Weather Blog

Seattle's 'natural umbrella' comes through

Seattle's 'natural umbrella' comes through
(Updated this story to add in the rain totals from Tuesday night and where we stand for August rain.)

Northwesterners are known for not really needing an umbrella despite the 160-some-odd days of rain year. That's because the rain is usually pretty light, but this time, it might just be because nature is providing one for us.

As a weather system blew in Tuesday night, it brought about 1-2 inches of rain to the Olympic Mountains, but only a small fraction of that to the Puget Sound area.

Why?  It's thanks to the Olympic Rain Shadow.

Sequim residents know all about this -- this is the feature that makes them the driest spot in Western Washington at just 18" of rain a year -- even drier than Flagstaff, Arizona. Typically, our storms come in from the southwest. As that air ramps up the southwestern side of the Olympics, the air is forced up, where it cools and condenses -- in essence, the mountains wring out the atmosphere there.  That's the foundation for the Olympic Rain Forests, which get about 220" of rain a year -- the wettest spot in the lower 48 states.

But once that air crosses the summit, it then sinks down the northeastern side of the Olympics. Sinking air dries as it does so, leaving a dry hole over Sequim and parts nearby.

You can see a good chart of the rain shadow in action here. This is an annual rainfall map of Washington, with yellows and oranges less and blues and purples more.



Note the much lower rainfall totals on the Northeastern Olympic Peninsula.

But also note that it's bit lower around the Puget Sound area than, say Olympia. Seattle gets 37" of rain a year, while Olympia is closer to 50".

That's because sometimes we "borrow" the rain shadow. When a storm comes from the west or northwest, that sinking air slot moves east/southeast over the Puget Sound area.

And that was the case Tuesday night. Here is a rainfall map for the storm:



Note the lower totals around Seattle (Sea-Tac), Tacoma and Bremerton, who were shadowed by the Olympics.  The way the wind was oriented put the shadow's edge right around the Rainier Valley because spots in the city of Seattle (Sand Point: 0.36"; Bellevue 0.39") had more.

A few other notes: (Updated Wednesday morning)

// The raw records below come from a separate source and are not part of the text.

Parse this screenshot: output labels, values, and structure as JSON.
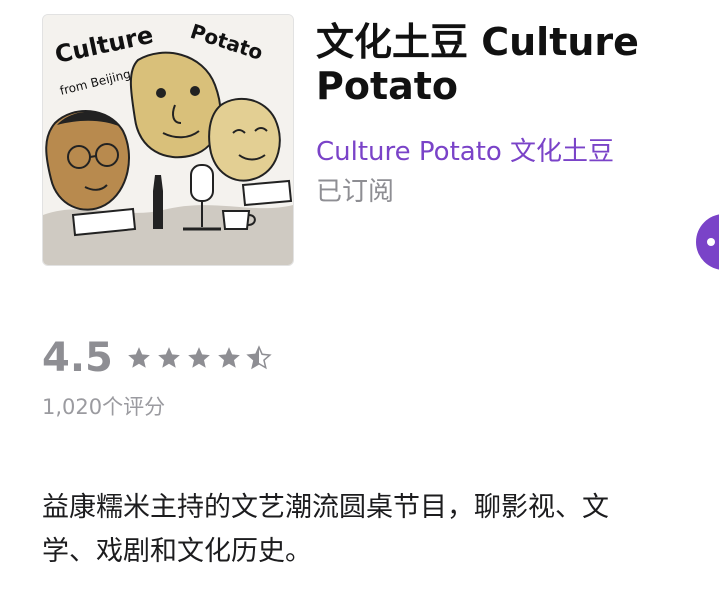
{
  "podcast": {
    "title": "文化土豆 Culture Potato",
    "author": "Culture Potato 文化土豆",
    "subscription_status": "已订阅",
    "artwork": {
      "text_culture": "Culture",
      "text_potato": "Potato",
      "text_from": "from Beijing"
    }
  },
  "rating": {
    "value": "4.5",
    "count_text": "1,020个评分",
    "stars_filled_fraction": 0.9,
    "star_icons": [
      "star-full-icon",
      "star-full-icon",
      "star-full-icon",
      "star-full-icon",
      "star-half-icon"
    ]
  },
  "description": {
    "text": "益康糯米主持的文艺潮流圆桌节目，聊影视、文\n学、戏剧和文化历史。"
  },
  "colors": {
    "accent": "#7a43c8",
    "secondary_text": "#8e8e93",
    "star": "#8e8e93"
  }
}
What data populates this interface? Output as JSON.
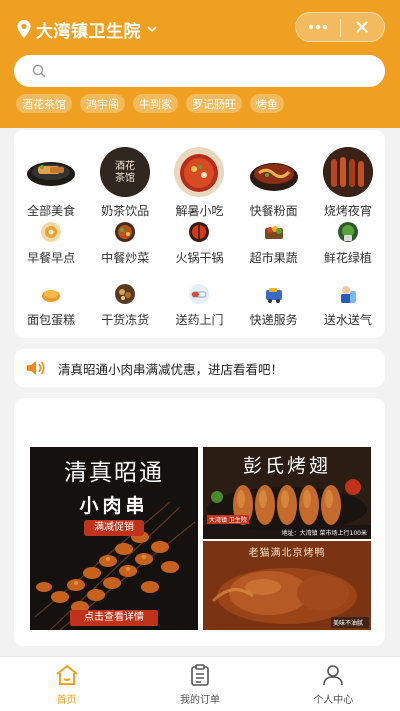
{
  "header": {
    "location": "大湾镇卫生院",
    "search_placeholder": "",
    "tags": [
      "酒花茶馆",
      "鸿宇阁",
      "牛到家",
      "罗记肠旺",
      "烤鱼"
    ]
  },
  "categories": {
    "featured": [
      {
        "label": "全部美食",
        "icon": "food-plate-icon"
      },
      {
        "label": "奶茶饮品",
        "icon": "milk-tea-icon",
        "badge": "酒花\n茶馆"
      },
      {
        "label": "解暑小吃",
        "icon": "snack-bowl-icon"
      },
      {
        "label": "快餐粉面",
        "icon": "noodles-icon"
      },
      {
        "label": "烧烤夜宵",
        "icon": "bbq-skewer-icon"
      }
    ],
    "row2": [
      {
        "label": "早餐早点",
        "icon": "breakfast-icon"
      },
      {
        "label": "中餐炒菜",
        "icon": "stir-fry-icon"
      },
      {
        "label": "火锅干锅",
        "icon": "hotpot-icon"
      },
      {
        "label": "超市果蔬",
        "icon": "supermarket-icon"
      },
      {
        "label": "鲜花绿植",
        "icon": "plant-icon"
      }
    ],
    "row3": [
      {
        "label": "面包蛋糕",
        "icon": "bread-icon"
      },
      {
        "label": "干货冻货",
        "icon": "dry-goods-icon"
      },
      {
        "label": "送药上门",
        "icon": "medicine-icon"
      },
      {
        "label": "快递服务",
        "icon": "delivery-icon"
      },
      {
        "label": "送水送气",
        "icon": "water-gas-icon"
      }
    ]
  },
  "notice": {
    "text": "清真昭通小肉串满减优惠，进店看看吧！"
  },
  "promos": {
    "left": {
      "title_line1": "清真昭通",
      "title_line2": "小肉串",
      "badge": "满减促销",
      "cta": "点击查看详情"
    },
    "top_right": {
      "title": "彭氏烤翅",
      "tag": "大湾镇 卫生院",
      "address": "地址：大湾镇 菜市场上行100米"
    },
    "bottom_right": {
      "title": "老猫满北京烤鸭",
      "tag": "美味不油腻"
    }
  },
  "tabbar": {
    "items": [
      {
        "label": "首页",
        "icon": "home-icon",
        "active": true
      },
      {
        "label": "我的订单",
        "icon": "orders-icon",
        "active": false
      },
      {
        "label": "个人中心",
        "icon": "profile-icon",
        "active": false
      }
    ]
  },
  "colors": {
    "accent": "#f0a020",
    "bg": "#f2f2f2"
  }
}
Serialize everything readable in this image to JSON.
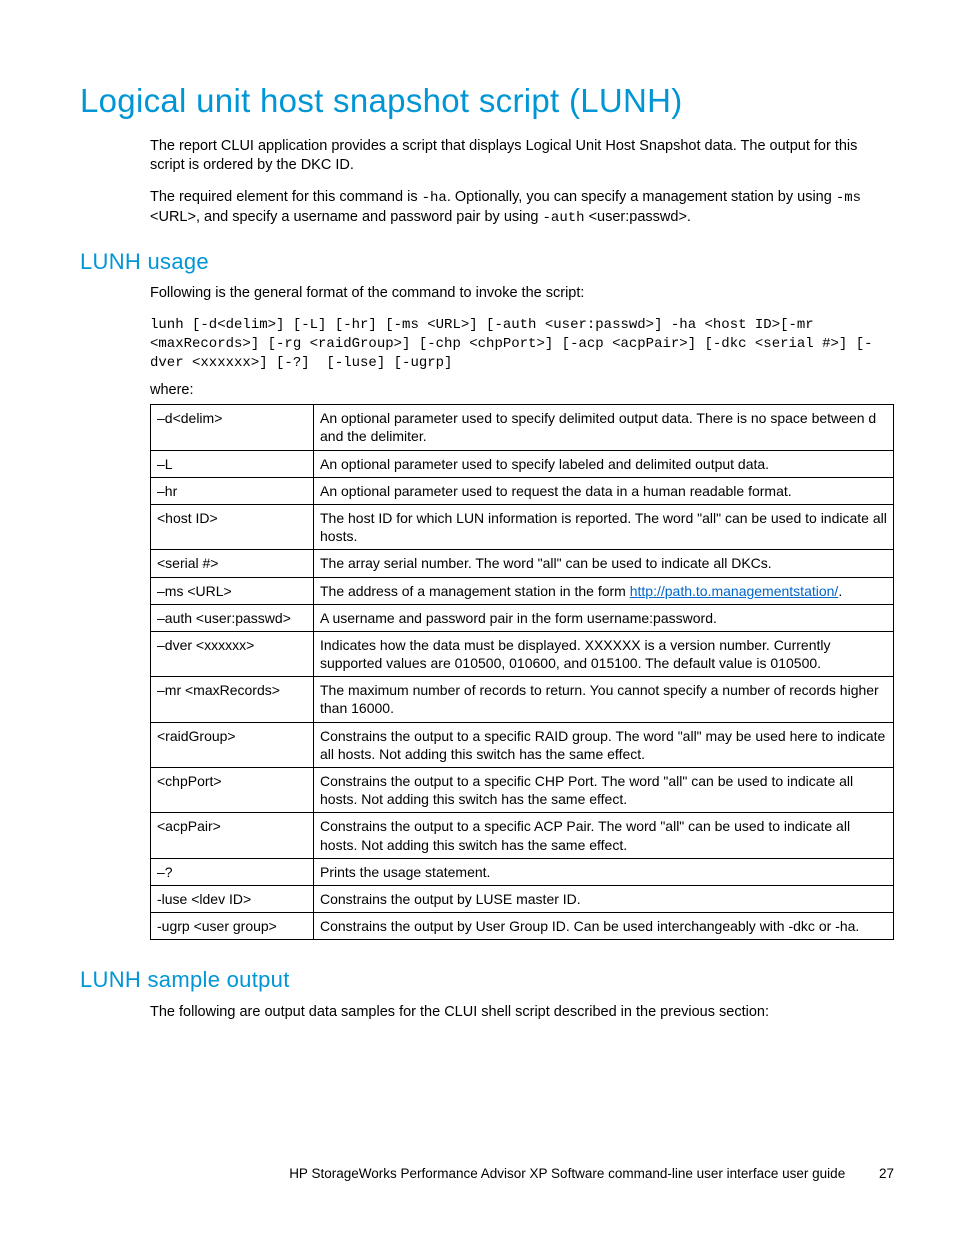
{
  "title": "Logical unit host snapshot script (LUNH)",
  "intro1": "The report CLUI application provides a script that displays Logical Unit Host Snapshot data. The output for this script is ordered by the DKC ID.",
  "intro2a": "The required element for this command is ",
  "intro2_code1": "-ha",
  "intro2b": ". Optionally, you can specify a management station by using ",
  "intro2_code2": "-ms",
  "intro2c": " <URL>, and specify a username and password pair by using ",
  "intro2_code3": "-auth",
  "intro2d": " <user:passwd>.",
  "usage_h": "LUNH usage",
  "usage_intro": "Following is the general format of the command to invoke the script:",
  "usage_code": "lunh [-d<delim>] [-L] [-hr] [-ms <URL>] [-auth <user:passwd>] -ha <host ID>[-mr <maxRecords>] [-rg <raidGroup>] [-chp <chpPort>] [-acp <acpPair>] [-dkc <serial #>] [-dver <xxxxxx>] [-?]  [-luse] [-ugrp]",
  "where": "where:",
  "rows": [
    {
      "p": "–d<delim>",
      "d": "An optional parameter used to specify delimited output data. There is no space between d and the delimiter."
    },
    {
      "p": "–L",
      "d": "An optional parameter used to specify labeled and delimited output data."
    },
    {
      "p": "–hr",
      "d": "An optional parameter used to request the data in a human readable format."
    },
    {
      "p": "<host ID>",
      "d": "The host ID for which LUN information is reported. The word \"all\" can be used to indicate all hosts."
    },
    {
      "p": "<serial #>",
      "d": "The array serial number. The word \"all\" can be used to indicate all DKCs."
    },
    {
      "p": "–ms <URL>",
      "d_pre": "The address of a management station in the form ",
      "link": "http://path.to.managementstation/",
      "d_post": "."
    },
    {
      "p": "–auth <user:passwd>",
      "d": "A username and password pair in the form username:password."
    },
    {
      "p": "–dver <xxxxxx>",
      "d": "Indicates how the data must be displayed. XXXXXX is a version number. Currently supported values are 010500, 010600, and 015100. The default value is 010500."
    },
    {
      "p": "–mr <maxRecords>",
      "d": "The maximum number of records to return. You cannot specify a number of records higher than 16000."
    },
    {
      "p": "<raidGroup>",
      "d": "Constrains the output to a specific RAID group. The word \"all\" may be used here to indicate all hosts. Not adding this switch has the same effect."
    },
    {
      "p": "<chpPort>",
      "d": "Constrains the output to a specific CHP Port. The word \"all\" can be used to indicate all hosts. Not adding this switch has the same effect."
    },
    {
      "p": "<acpPair>",
      "d": "Constrains the output to a specific ACP Pair. The word \"all\" can be used to indicate all hosts. Not adding this switch has the same effect."
    },
    {
      "p": "–?",
      "d": "Prints the usage statement."
    },
    {
      "p": "-luse <ldev ID>",
      "d": "Constrains the output by LUSE master ID."
    },
    {
      "p": "-ugrp <user group>",
      "d": "Constrains the output by User Group ID. Can be used interchangeably with -dkc or -ha."
    }
  ],
  "sample_h": "LUNH sample output",
  "sample_intro": "The following are output data samples for the CLUI shell script described in the previous section:",
  "footer_text": "HP StorageWorks Performance Advisor XP Software command-line user interface user guide",
  "page_number": "27"
}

The Everett area gets more of the rain shadow effect than Seattle -- on days when the shadow is in effect, Everett frequently gets much less rain than the Emerald City. But! That is counter-balanced by Everett being home to the Puget Sound Convergence Zone. Enough to where Everett gets about the same amount of rain as Seattle on average per year, but each city will accumulate their rain in different clumps.

Also, as of midday Wednesday, Seattle had 2.87" of rain in August -- good for 5th wettest. With showers in the forecast for Thursday and Friday, we might eke into 4th by the end of the month, but there doesn't appear to be enough heavy rain to knock us into top 3 territory before the end of the month.

Top 6 Wettest Augusts:

1) 4.59"  1968
2) 4.58"  1975
3) 3.59"  1977
4) 3.00"  2004
5) 2.87"  2008
6) 2.71"  1976

Correction: I originally stated that the wettest August was 1967 and said it had the very strange distinction of not only being the wettest August on record, but also the hottest with an average high temperature of 83 degrees.  Oops! My eyes deceive me. In reading the chart, I went off a line. 1968, not 1967 is the wettest August. '67 was the hottest August, though.